From the October, 2003 issue of The Title Insurance Law Newsletter
In an important victory for the land title industry, the Nevada Supreme Court says that an insured does not have notice of a recorded document just because it is shown on a search printout in its title company's file.
The Donald J. Adams Trust deeded a Nevada residence to Tanner Song. Song conveyed it to David Huntington on the same day. Song and Huntington signed an unrecorded Real Estate Holding Agreement that said Song held the property as nominee for Huntington. (This suggests that either the property was reconveyed from Huntington to Song, or the deed to Huntington was not recorded). The key ingredient of the Agreement was that Song could not put a deed of trust on the property without Huntington's approval. Song and Huntington also signed a memorandum disclosing the Agreement, which was eventually recorded and re-recorded.
After the memorandum was recorded, Song got a home equity loan from MILA, Inc. The title insurer, Stewart Title, ran a search that uncovered the memorandum, but did not disclose it on the preliminary title report. Thus, MILA did not inquire about any limitation on Song's power to encumber the property. MILA lent the money and recorded its deed of trust.

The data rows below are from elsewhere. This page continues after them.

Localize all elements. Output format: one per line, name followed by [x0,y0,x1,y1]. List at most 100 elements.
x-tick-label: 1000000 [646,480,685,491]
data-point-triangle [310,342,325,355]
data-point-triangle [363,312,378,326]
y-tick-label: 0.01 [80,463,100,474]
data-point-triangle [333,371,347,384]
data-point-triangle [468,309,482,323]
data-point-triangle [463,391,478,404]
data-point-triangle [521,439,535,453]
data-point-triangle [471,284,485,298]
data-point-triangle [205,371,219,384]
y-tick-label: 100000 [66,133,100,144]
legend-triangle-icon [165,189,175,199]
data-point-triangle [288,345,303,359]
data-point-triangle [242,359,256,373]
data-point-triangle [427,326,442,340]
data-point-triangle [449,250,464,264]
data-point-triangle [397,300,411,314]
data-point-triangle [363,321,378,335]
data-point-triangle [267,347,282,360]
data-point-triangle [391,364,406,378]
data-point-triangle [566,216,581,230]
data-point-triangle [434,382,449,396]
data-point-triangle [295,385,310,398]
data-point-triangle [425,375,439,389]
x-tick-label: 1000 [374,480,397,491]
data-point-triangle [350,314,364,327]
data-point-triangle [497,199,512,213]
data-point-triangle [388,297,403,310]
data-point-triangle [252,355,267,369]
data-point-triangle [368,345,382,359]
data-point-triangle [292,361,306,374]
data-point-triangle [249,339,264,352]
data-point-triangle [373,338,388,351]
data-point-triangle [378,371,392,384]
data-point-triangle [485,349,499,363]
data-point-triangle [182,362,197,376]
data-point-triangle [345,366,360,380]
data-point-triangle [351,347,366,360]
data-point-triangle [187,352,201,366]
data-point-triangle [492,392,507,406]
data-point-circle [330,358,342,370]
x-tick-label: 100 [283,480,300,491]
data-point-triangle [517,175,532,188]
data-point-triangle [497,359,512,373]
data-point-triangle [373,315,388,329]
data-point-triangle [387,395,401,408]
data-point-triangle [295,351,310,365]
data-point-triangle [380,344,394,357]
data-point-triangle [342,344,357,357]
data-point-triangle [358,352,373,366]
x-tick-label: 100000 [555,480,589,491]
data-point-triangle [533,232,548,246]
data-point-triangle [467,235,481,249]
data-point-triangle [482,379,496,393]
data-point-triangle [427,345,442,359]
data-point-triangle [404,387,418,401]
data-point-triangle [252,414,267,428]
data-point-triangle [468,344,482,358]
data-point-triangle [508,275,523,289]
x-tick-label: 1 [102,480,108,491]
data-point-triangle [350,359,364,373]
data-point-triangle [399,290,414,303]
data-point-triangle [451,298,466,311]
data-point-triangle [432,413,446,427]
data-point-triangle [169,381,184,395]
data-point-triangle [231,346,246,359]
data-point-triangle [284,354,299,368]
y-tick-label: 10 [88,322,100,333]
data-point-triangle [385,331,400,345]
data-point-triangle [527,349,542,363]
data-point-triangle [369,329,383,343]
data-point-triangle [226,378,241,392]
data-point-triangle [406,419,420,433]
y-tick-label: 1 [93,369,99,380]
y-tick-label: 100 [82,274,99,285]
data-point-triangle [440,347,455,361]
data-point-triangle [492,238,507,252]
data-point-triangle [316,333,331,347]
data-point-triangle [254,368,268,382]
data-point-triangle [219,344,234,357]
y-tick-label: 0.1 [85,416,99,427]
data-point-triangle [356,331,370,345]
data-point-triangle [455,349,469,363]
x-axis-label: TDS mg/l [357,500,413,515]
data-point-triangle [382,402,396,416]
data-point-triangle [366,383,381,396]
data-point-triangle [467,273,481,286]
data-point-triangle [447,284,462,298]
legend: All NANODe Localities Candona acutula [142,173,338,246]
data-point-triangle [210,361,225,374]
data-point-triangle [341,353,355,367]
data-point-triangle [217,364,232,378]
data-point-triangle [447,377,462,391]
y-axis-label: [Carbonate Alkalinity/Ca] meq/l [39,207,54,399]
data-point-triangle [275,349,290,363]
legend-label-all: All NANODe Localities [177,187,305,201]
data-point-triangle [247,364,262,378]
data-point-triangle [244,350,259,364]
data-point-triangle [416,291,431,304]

Huntington filed a quiet title action against MILA, who sued Song, who sued Huntington. The district court granted MILA's motion for summary judgment, determining that MILA was a bona fide encumbrancer without notice of the Agreement.
Huntington's argument on appeal was that MILA was bound by the knowledge of Stewart Title. A footnote says that Huntington did not assert that MILA had constructive notice from the public records, and thus the court did not decide that issue.
The court rode one horse the whole distance, in the California case of Rice v. Taylor, 220 Cal. 629, 32 P.2d 381 (1934). In Rice, a borrower failed to tell his lender about a prior deed of trust, but did disclose it to the title insurer.
Without actual knowledge of the first encumbrance, the lender executed the loan.
The court concluded that, unlike an abstract of title, a title insurance policy is an indemnity agreement of an independent contractor and contains no elements of agency.
The Nevada court noted that California and Nevada have nearly identical statutes defining abstracts of title and excluding preliminary title reports from that definition. Because Stewart Title was not an abstractor of title, it had no duty to inform MILA of every title issue, and was not MILA's agent:
We conclude that a title insurance company is not required to disclose every encumbrance in a title policy because a title policy, unlike an abstract of title, does not impart constructive notice of encumbrances. Instead, a title company must disclose the encumbrances it is not willing to insure or indemnify against in a title policy.
We are persuaded that the Rice opinion's analysis is correct. Because a clear statutory distinction exists between an abstract of title and title insurance, we conclude that a title insurance company, conducting a title search on behalf of a lender, is not the lender's agent. Therefore, a title company's constructive notice may not be imputed to the lender. Because Stewart Title was not Mila's agent as a matter of law, we refuse to impute Stewart Title's constructive notice to MILA.
By aligning Nevada with California based on their very similar title insurance laws, the Court was able to make only a glancing reference to the Arizona case of Hall v. World Savings & Loan Ass'n, 189 Ariz. 495, 943 P.2d 855 (App.1997), which came to the opposite conclusion. In that case, the deed by which the owner/borrower took title recited that nominal consideration had been paid for the property. A judgment creditor asked to have the insured mortgage found junior to the judgment under a fraudulent conveyance statute, based on this notice. The Hall court agreed "that the title company was [lender] World's agent for purposes of the title report, and thus World is bound by whatever notice the title company had while acting within the scope of its authority."
In siding with Rice and not Hall, the Nevada Supreme Court has provided a modern decision that might be applied in other states.
Huntington v. MILA, Inc., 75 P.3d 354 (Nev. 2003). Thanks to subscriber Charles T. Cook, Esq., Las Vegas, for submitting this excellent decision.